4.7. Western Blotting

Protein extracts were separated by 12% denaturing polyacrylamide gel electrophoresis and transferred onto polyvinylidene fluoride membranes. After blocking in blocking buffer (Beyotime Biotechnology, Shanghai, China), the membranes were exposed to specific primary antibodies at a concentration of 1:1000 for anti-phospho-c-Jun(Ser63), -c-Jun and -c-Fos (Cell Signaling Technology, Danvers, MA) and 1:3000 for anti-β-actin (Proteintech group, Wuhan, China). Membranes were then washed and exposed to HRP-conjugated secondary antibodies (1:1 000 dilution, KPL, Milford, MA, USA) for 1–2 h, at room temperature, followed by incubation with BeyoECL Plus (Beyotime Biotechnology, Shanghai, China).

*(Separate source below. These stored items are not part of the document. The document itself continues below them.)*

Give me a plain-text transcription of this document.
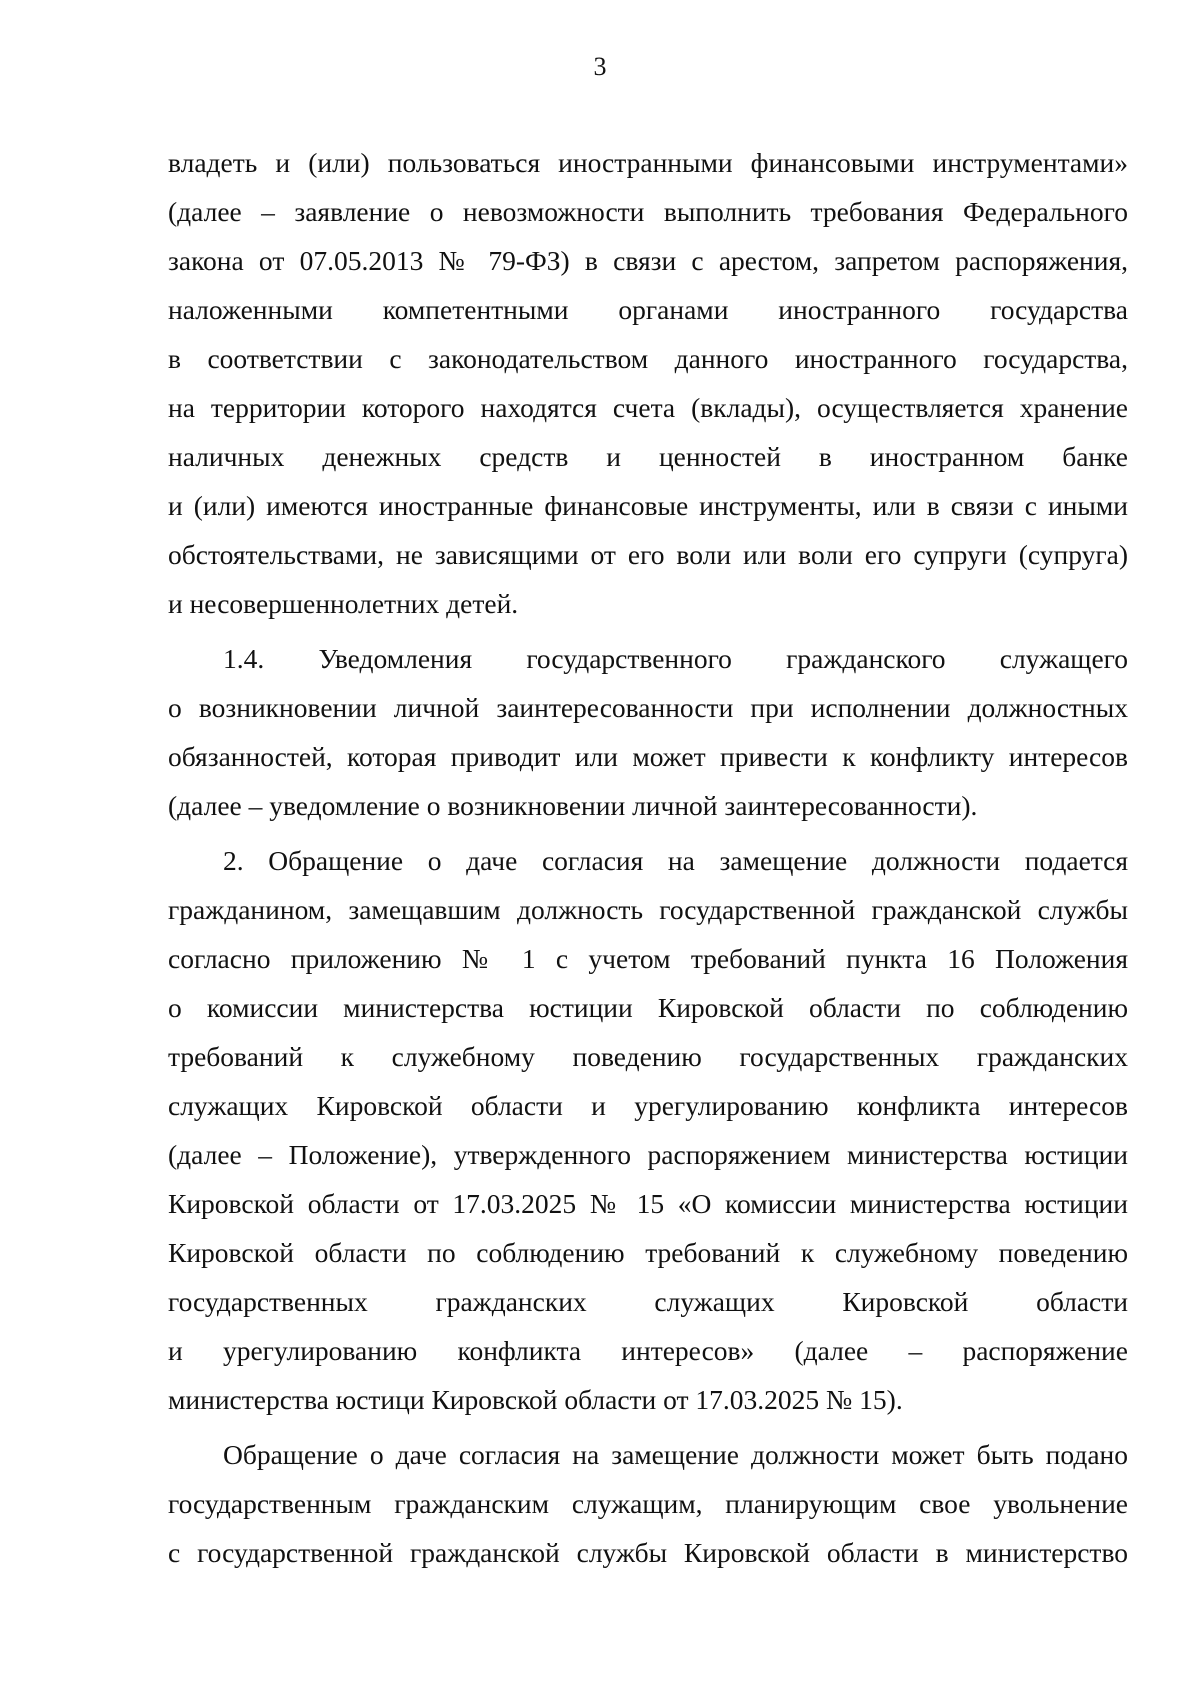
3
владеть и (или) пользоваться иностранными финансовыми инструментами»
(далее – заявление о невозможности выполнить требования Федерального
закона от 07.05.2013 № 79-ФЗ) в связи с арестом, запретом распоряжения,
наложенными компетентными органами иностранного государства
в соответствии с законодательством данного иностранного государства,
на территории которого находятся счета (вклады), осуществляется хранение
наличных денежных средств и ценностей в иностранном банке
и (или) имеются иностранные финансовые инструменты, или в связи с иными
обстоятельствами, не зависящими от его воли или воли его супруги (супруга)
и несовершеннолетних детей.
1.4. Уведомления государственного гражданского служащего
о возникновении личной заинтересованности при исполнении должностных
обязанностей, которая приводит или может привести к конфликту интересов
(далее – уведомление о возникновении личной заинтересованности).
2. Обращение о даче согласия на замещение должности подается
гражданином, замещавшим должность государственной гражданской службы
согласно приложению № 1 с учетом требований пункта 16 Положения
о комиссии министерства юстиции Кировской области по соблюдению
требований к служебному поведению государственных гражданских
служащих Кировской области и урегулированию конфликта интересов
(далее – Положение), утвержденного распоряжением министерства юстиции
Кировской области от 17.03.2025 № 15 «О комиссии министерства юстиции
Кировской области по соблюдению требований к служебному поведению
государственных гражданских служащих Кировской области
и урегулированию конфликта интересов» (далее – распоряжение
министерства юстици Кировской области от 17.03.2025 № 15).
Обращение о даче согласия на замещение должности может быть подано
государственным гражданским служащим, планирующим свое увольнение
с государственной гражданской службы Кировской области в министерство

4.8. Transactivation of AP-1 Assay

After treatment with TCDCA for 48 h, FLS were collected by scraping and centrifugation. Nuclear protein extracts were obtained from FLS by using the Nuclear Extract Kit according to the manufacturer′s instructions. Nuclear protein was stored at −80 °C. The activation of AP-1 was measured using the TransAM® c-Jun activation ELISA kit according to the manufacturer′s instruction. Briefly, 5 μg of nuclear protein samples were incubated for 1 h in a 96-well plate immobilized with an oligonucleotide containing a TRE (5′-TGA GTC A-3′), to which phosphorylated c-Jun contained in nuclear extracts specifically binded. After washing, phospho-c-Jun antibody (1:500 dilutions) was added to these wells and incubated for 1 h. Following incubation for 1 h with a secondary HRP-conjugated antibody (1:1000 dilution), specific binding was detected by spectrophotometry using a plate reader (Synergy 4, Bio-tek, Winooski, VT, USA) at 450 nm with a reference wavelength of 655 nm.

4.9. Statistical Analysis

Data were expressed as mean ± standard deviation (S.D.). Significance of the differences between controls and experimental groups was determined by one-way ANOVA with Dunnett’s test. P < 0.05 was considered significant.